# Missiology - a branch of its own?



## Pergamum (Nov 11, 2007)

Hello;

Should missiology be studied as a field of knowledge unto itself or subsumed under a larger category of study, such as becoming a branch "Practical Theology" and how should missiology be treated in a seminary?


Also,

How many Reformed Seminaries have a missiology department or a dept. of intercultural studies? 


Are there a lot? 

Why or why not would they have or not have such a department?


----------



## Guido's Brother (Nov 11, 2007)

According to A. Kuyper (Encyclopaedie der Heilige Godleerdheid), missiology (Prosthetics, as he called it) is a didactic discipline in the diaconiological group of subjects. It shares this position with subjects such as homiletics, catechetics, and liturgics. Kuyper's structuring of theological encyclopedia was influential in Europe, but aside from one or two ghettoes, basically ignored in North America. 

Personally, I don't think it matters a whole lot where one places it in the theological curriculum. I've seen it argued that missiology really should be seen as the discipline which integrates all the others. That could be done too. 

According to my older (2004) copy of EMIS' "Directory of Schools and Professors of Mission and Evangelism," at least RTS and the RPCNA seminary in Pittsburgh have separate missions departments. There may be more...


----------



## Pergamum (Nov 11, 2007)

Hmm.....prosthetics....something unnatural that enables mobility....a funny label for missions.


----------



## Guido's Brother (Nov 12, 2007)

Pergamum said:


> Hmm.....prosthetics....something unnatural that enables mobility....a funny label for missions.
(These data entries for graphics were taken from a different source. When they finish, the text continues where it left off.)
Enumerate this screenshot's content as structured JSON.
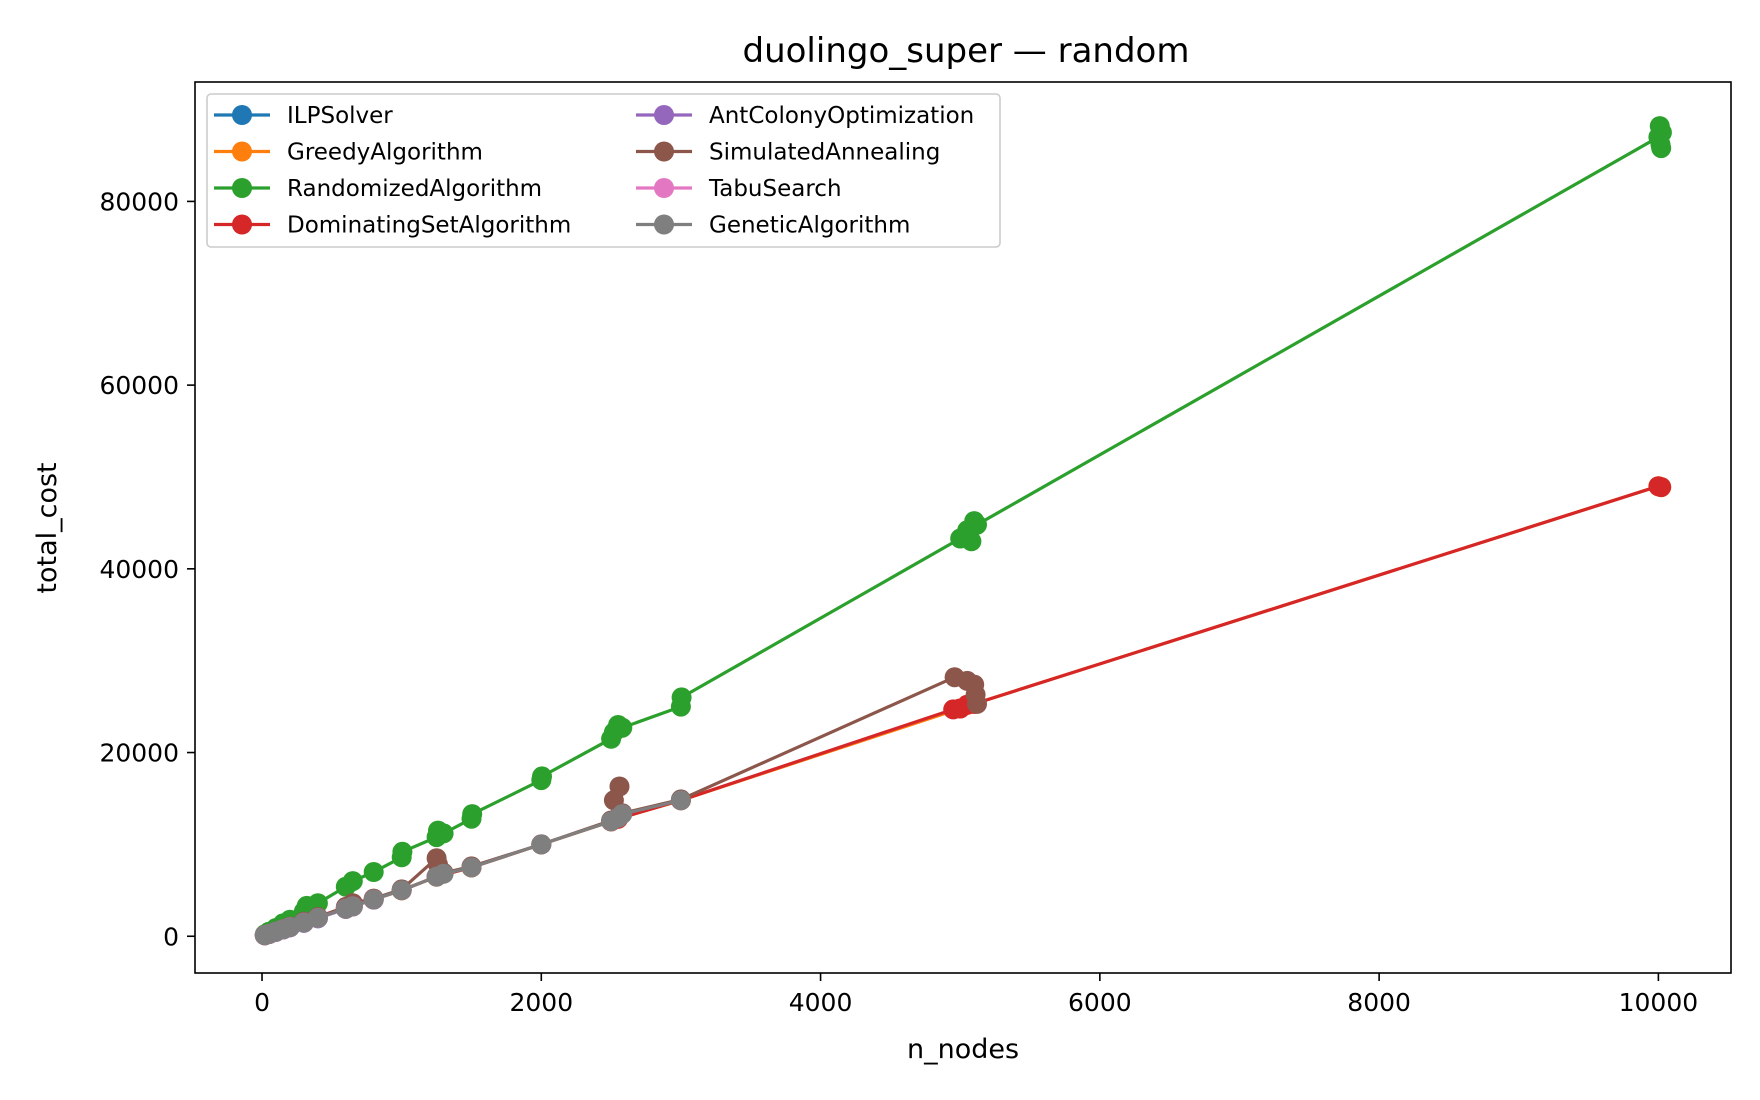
{
  "chart_data": {
    "type": "line",
    "title": "duolingo_super — random",
    "xlabel": "n_nodes",
    "ylabel": "total_cost",
    "xlim": [
      -480,
      10520
    ],
    "ylim": [
      -4000,
      93000
    ],
    "xticks": [
      0,
      2000,
      4000,
      6000,
      8000,
      10000
    ],
    "yticks": [
      0,
      20000,
      40000,
      60000,
      80000
    ],
    "xtick_labels": [
      "0",
      "2000",
      "4000",
      "6000",
      "8000",
      "10000"
    ],
    "ytick_labels": [
      "0",
      "20000",
      "40000",
      "60000",
      "80000"
    ],
    "grid": false,
    "legend_position": "top-left",
    "legend_columns": 2,
    "series": [
      {
        "name": "ILPSolver",
        "color": "#1f77b4",
        "points": [
          [
            20,
            100
          ],
          [
            50,
            250
          ],
          [
            100,
            500
          ],
          [
            150,
            740
          ],
          [
            200,
            990
          ],
          [
            300,
            1480
          ],
          [
            400,
            1970
          ]
        ]
      },
      {
        "name": "GreedyAlgorithm",
        "color": "#ff7f0e",
        "points": [
          [
            20,
            100
          ],
          [
            50,
            250
          ],
          [
            100,
            500
          ],
          [
            150,
            750
          ],
          [
            200,
            1000
          ],
          [
            300,
            1500
          ],
          [
            400,
            2000
          ],
          [
            600,
            3000
          ],
          [
            650,
            3250
          ],
          [
            800,
            4000
          ],
          [
            1000,
            5000
          ],
          [
            1250,
            6500
          ],
          [
            1500,
            7500
          ],
          [
            2000,
            10000
          ],
          [
            2500,
            12500
          ],
          [
            2550,
            12800
          ],
          [
            3000,
            14800
          ],
          [
            5000,
            24800
          ],
          [
            5050,
            25200
          ],
          [
            5100,
            25300
          ],
          [
            10000,
            49000
          ],
          [
            10020,
            48900
          ]
        ]
      },
      {
        "name": "RandomizedAlgorithm",
        "color": "#2ca02c",
        "points": [
          [
            20,
            200
          ],
          [
            50,
            500
          ],
          [
            100,
            900
          ],
          [
            150,
            1400
          ],
          [
            200,
            1800
          ],
          [
            300,
            2700
          ],
          [
            320,
            3300
          ],
          [
            400,
            3600
          ],
          [
            600,
            5400
          ],
          [
            650,
            6000
          ],
          [
            800,
            7000
          ],
          [
            1000,
            8600
          ],
          [
            1005,
            9200
          ],
          [
            1250,
            10800
          ],
          [
            1260,
            11500
          ],
          [
            1300,
            11200
          ],
          [
            1500,
            12800
          ],
          [
            1505,
            13300
          ],
          [
            2000,
            17000
          ],
          [
            2005,
            17400
          ],
          [
            2500,
            21500
          ],
          [
            2520,
            22200
          ],
          [
            2550,
            23000
          ],
          [
            2580,
            22700
          ],
          [
            3000,
            25000
          ],
          [
            3005,
            26000
          ],
          [
            5000,
            43300
          ],
          [
            5050,
            44200
          ],
          [
            5080,
            43000
          ],
          [
            5100,
            45200
          ],
          [
            5120,
            44800
          ],
          [
            10000,
            87000
          ],
          [
            10010,
            88200
          ],
          [
            10015,
            86200
          ],
          [
            10020,
            85800
          ],
          [
            10025,
            87500
          ]
        ]
      },
      {
        "name": "DominatingSetAlgorithm",
        "color": "#d62728",
        "points": [
          [
            20,
            100
          ],
          [
            50,
            250
          ],
          [
            100,
            500
          ],
          [
            150,
            750
          ],
          [
            200,
            1000
          ],
          [
            300,
            1500
          ],
          [
            400,
            2000
          ],
          [
            600,
            3000
          ],
          [
            650,
            3250
          ],
          [
            800,
            4000
          ],
          [
            1000,
            5000
          ],
          [
            1250,
            6500
          ],
          [
            1500,
            7500
          ],
          [
            2000,
            10000
          ],
          [
            2500,
            12500
          ],
          [
            2550,
            12800
          ],
          [
            3000,
            14800
          ],
          [
            4950,
            24700
          ],
          [
            5000,
            24800
          ],
          [
            5050,
            25200
          ],
          [
            5100,
            25300
          ],
          [
            10000,
            49000
          ],
          [
            10020,
            48900
          ]
        ]
      },
      {
        "name": "AntColonyOptimization",
        "color": "#9467bd",
        "points": [
          [
            20,
            100
          ],
          [
            50,
            250
          ],
          [
            100,
            500
          ],
          [
            150,
            740
          ],
          [
            200,
            990
          ],
          [
            300,
            1480
          ],
          [
            400,
            1970
          ],
          [
            600,
            2980
          ],
          [
            650,
            3240
          ],
          [
            800,
            3990
          ]
        ]
      },
      {
        "name": "SimulatedAnnealing",
        "color": "#8c564b",
        "points": [
          [
            20,
            110
          ],
          [
            50,
            260
          ],
          [
            100,
            520
          ],
          [
            150,
            780
          ],
          [
            200,
            1050
          ],
          [
            300,
            1600
          ],
          [
            400,
            2100
          ],
          [
            600,
            3200
          ],
          [
            650,
            3600
          ],
          [
            800,
            4100
          ],
          [
            1000,
            5100
          ],
          [
            1250,
            8500
          ],
          [
            1260,
            7800
          ],
          [
            1300,
            6900
          ],
          [
            1500,
            7600
          ],
          [
            2000,
            10000
          ],
          [
            2500,
            12600
          ],
          [
            2520,
            14800
          ],
          [
            2560,
            16300
          ],
          [
            2580,
            13400
          ],
          [
            3000,
            14900
          ],
          [
            4960,
            28200
          ],
          [
            5050,
            27800
          ],
          [
            5100,
            27400
          ],
          [
            5110,
            26300
          ],
          [
            5120,
            25300
          ]
        ]
      },
      {
        "name": "TabuSearch",
        "color": "#e377c2",
        "points": [
          [
            20,
            100
          ],
          [
            50,
            250
          ],
          [
            100,
            500
          ],
          [
            150,
            750
          ],
          [
            200,
            1000
          ],
          [
            300,
            1500
          ],
          [
            400,
            2000
          ],
          [
            600,
            3000
          ],
          [
            650,
            3250
          ],
          [
            800,
            4000
          ]
        ]
      },
      {
        "name": "GeneticAlgorithm",
        "color": "#7f7f7f",
        "points": [
          [
            20,
            100
          ],
          [
            50,
            250
          ],
          [
            100,
            500
          ],
          [
            150,
            750
          ],
          [
            200,
            1000
          ],
          [
            300,
            1500
          ],
          [
            400,
            2000
          ],
          [
            600,
            3000
          ],
          [
            650,
            3250
          ],
          [
            800,
            4000
          ],
          [
            1000,
            5000
          ],
          [
            1250,
            6500
          ],
          [
            1300,
            6800
          ],
          [
            1500,
            7500
          ],
          [
            2000,
            10000
          ],
          [
            2500,
            12500
          ],
          [
            2550,
            12900
          ],
          [
            2580,
            13300
          ],
          [
            3000,
            14800
          ]
        ]
      }
    ]
  }
}
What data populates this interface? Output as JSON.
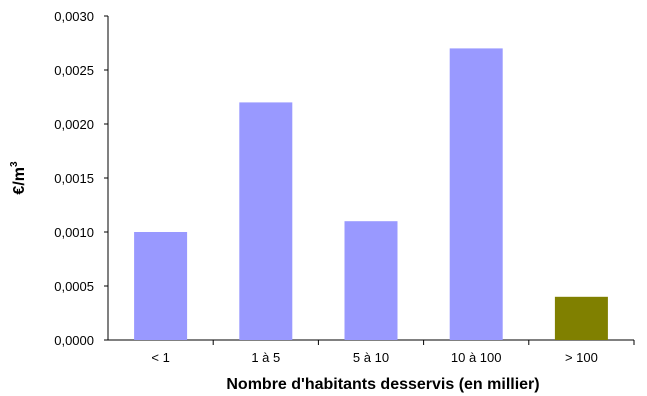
{
  "chart_data": {
    "type": "bar",
    "categories": [
      "< 1",
      "1 à 5",
      "5 à 10",
      "10 à 100",
      "> 100"
    ],
    "values": [
      0.001,
      0.0022,
      0.0011,
      0.0027,
      0.0004
    ],
    "bar_colors": [
      "#9999ff",
      "#9999ff",
      "#9999ff",
      "#9999ff",
      "#808000"
    ],
    "title": "",
    "xlabel": "Nombre d'habitants desservis (en millier)",
    "ylabel": "€/m",
    "ylabel_superscript": "3",
    "ylim": [
      0,
      0.003
    ],
    "yticks": [
      "0,0000",
      "0,0005",
      "0,0010",
      "0,0015",
      "0,0020",
      "0,0025",
      "0,0030"
    ],
    "grid": false,
    "legend": "none"
  }
}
Kuyper insisted on giving a Biblical Greek name to each discipline. Prosthetics came from the Greek "prostithemi," the word used in Acts 2:47, "The Lord added [prostithemi] daily those who were being saved to the church."


----------



## Dieter Schneider (Nov 12, 2007)

J H Bavinck - 'An Introduction To The Science Of Missions' may offer some answers. Worth reading!


----------



## Guido's Brother (Nov 12, 2007)

Dieter Schneider said:


> J H Bavinck - 'An Introduction To The Science Of Missions' may offer some answers. Worth reading!



Yes, Bavinck is definitely worth reading. After more than 50 years, his book is still the standard Reformed text on the subject. 

Bavinck follows Kuyper's approach.


----------



## Pergamum (Nov 12, 2007)

"Science" of missions?


----------



## Guido's Brother (Nov 13, 2007)

Pergamum said:


> "Science" of missions?



Zendings-wetenschap (translates literally as "science of missions") was the older Dutch way of saying "missiology." More contemporary Dutch writers use "missiologie."


----------